Traditional data lakes are designed for append-only data, making it difficult to handle updates and deletes — a critical need in modern applications like customer tracking, inventory systems, and change data capture (CDC) pipelines.

Apache Hudi solves this by enabling upserts: the ability to update existing records or insert new ones based on a unique key. This allows data engineers to build efficient, mutable, and consistent data lakes on top of cloud-native storage systems like Amazon S3, HDFS, or Azure ADLS.

In this blog, we’ll explore how to use Hudi’s upsert functionality for managing mutable data in data lakes, including write operations, configurations, and best practices for scale.


What is an Upsert?

Upsert = Update + Insert
An upsert checks if a record already exists:

  • If it does, update it.
  • If it doesn’t, insert it.

Hudi performs upserts efficiently by maintaining a record key and a precombine field to determine which version of the record should be retained.

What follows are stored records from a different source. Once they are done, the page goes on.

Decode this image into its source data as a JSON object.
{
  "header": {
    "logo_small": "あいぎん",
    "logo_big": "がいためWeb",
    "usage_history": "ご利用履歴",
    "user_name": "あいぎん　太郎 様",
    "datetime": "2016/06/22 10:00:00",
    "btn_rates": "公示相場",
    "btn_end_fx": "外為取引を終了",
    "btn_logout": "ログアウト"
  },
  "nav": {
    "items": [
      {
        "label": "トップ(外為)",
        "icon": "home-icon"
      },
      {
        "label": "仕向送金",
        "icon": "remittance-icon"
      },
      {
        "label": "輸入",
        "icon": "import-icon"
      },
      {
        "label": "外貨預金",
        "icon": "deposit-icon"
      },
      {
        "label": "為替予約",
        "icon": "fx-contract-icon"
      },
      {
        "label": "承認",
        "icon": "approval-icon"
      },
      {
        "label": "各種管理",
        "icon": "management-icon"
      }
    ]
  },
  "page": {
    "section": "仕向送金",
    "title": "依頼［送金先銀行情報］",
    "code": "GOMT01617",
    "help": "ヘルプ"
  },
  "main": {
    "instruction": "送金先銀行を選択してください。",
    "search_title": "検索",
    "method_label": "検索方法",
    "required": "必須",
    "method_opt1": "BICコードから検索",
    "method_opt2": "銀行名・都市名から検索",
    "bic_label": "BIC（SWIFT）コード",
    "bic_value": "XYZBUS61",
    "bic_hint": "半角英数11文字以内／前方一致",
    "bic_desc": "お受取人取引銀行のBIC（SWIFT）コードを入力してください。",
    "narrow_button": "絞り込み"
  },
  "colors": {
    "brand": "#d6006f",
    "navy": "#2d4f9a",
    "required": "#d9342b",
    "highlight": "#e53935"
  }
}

Why Use Upserts in Data Lakes?

Use cases include:

  • Change Data Capture (CDC) from databases
  • User profile tracking (e.g., last login, preferences)
  • Order management systems (status updates, returns)
  • Inventory updates (real-time stock adjustments)

Benefits of Hudi upserts:

  • ACID guarantees even on object storage
  • Time-travel queries with versioned data
  • Efficient record-level mutation
  • Integration with Hive, Spark, Presto, and Athena

Configuring Hudi for Upserts

Hudi supports two storage types:

  • Copy-on-Write (COW): Updates create new versions of files
  • Merge-on-Read (MOR): Updates written as delta logs, compacted later

Sample configuration for an upsert job in PySpark:

df.write.format("hudi") \
.option("hoodie.table.name", "customers") \
.option("hoodie.datasource.write.recordkey.field", "customer_id") \
.option("hoodie.datasource.write.precombine.field", "updated_at") \
.option("hoodie.datasource.write.operation", "upsert") \
.option("hoodie.datasource.write.table.name", "customers") \
.option("hoodie.datasource.write.hive_style_partitioning", "true") \
.option("hoodie.datasource.hive_sync.enable", "true") \
.option("hoodie.datasource.hive_sync.mode", "hms") \
.option("hoodie.datasource.hive_sync.database", "default") \
.option("hoodie.datasource.hive_sync.table", "customers") \
.mode("append") \
.save("s3://my-data-lake/hudi/customers")

How Upserts Work in Hudi

  1. Each incoming record is matched by its record key.
  2. If there’s an older version in the dataset:
    • The precombine field (e.g., updated_at) determines which version to keep.
  3. The upserted data is written either:
    • As a new base file (COW)
    • As a log file (MOR) to be compacted later.

This approach avoids costly full rewrites and supports incremental data ingestion.


Reading Data after Upserts

Use standard read:

spark.read.format("hudi").load("s3://my-data-lake/hudi/customers").show()

Or filter with Hive/Presto:

SELECT * FROM customers WHERE updated_at >= '2024-01-01'

Hudi supports incremental reads, useful for streaming or micro-batch processing:

spark.read.format("hudi") \
.option("hoodie.datasource.query.type", "incremental") \
.option("hoodie.datasource.read.begin.instanttime", "20240101000000") \
.load("s3://my-data-lake/hudi/customers")

Best Practices for Upserts

  • Always define a unique record key (e.g., order_id, customer_id)
  • Use a precombine field with monotonically increasing timestamps
  • Choose COW for read-heavy workloads, MOR for write-heavy workloads
  • Monitor compaction frequency in MOR to avoid read performance issues
  • Use Hive sync to expose tables to Presto, Athena, or HiveServer2
  • Schedule cleaner jobs to remove old file versions and save storage

Common Pitfalls to Avoid

  • Missing or duplicate record keys can cause silent data inconsistencies
  • Improper precombine field selection may keep stale data
  • Over-partitioning can lead to small file problems on S3
  • Ignoring compaction for MOR tables can slow down reads drastically

Conclusion

Apache Hudi’s upsert functionality provides a powerful solution for managing mutable, real-time datasets in data lakes. With support for record-level mutation, incremental ingestion, and Hive integration, Hudi transforms your data lake into a reliable, queryable, and transaction-safe lakehouse.

By following the configuration strategies and best practices outlined here, you can build scalable and consistent pipelines that support modern analytical and operational workloads.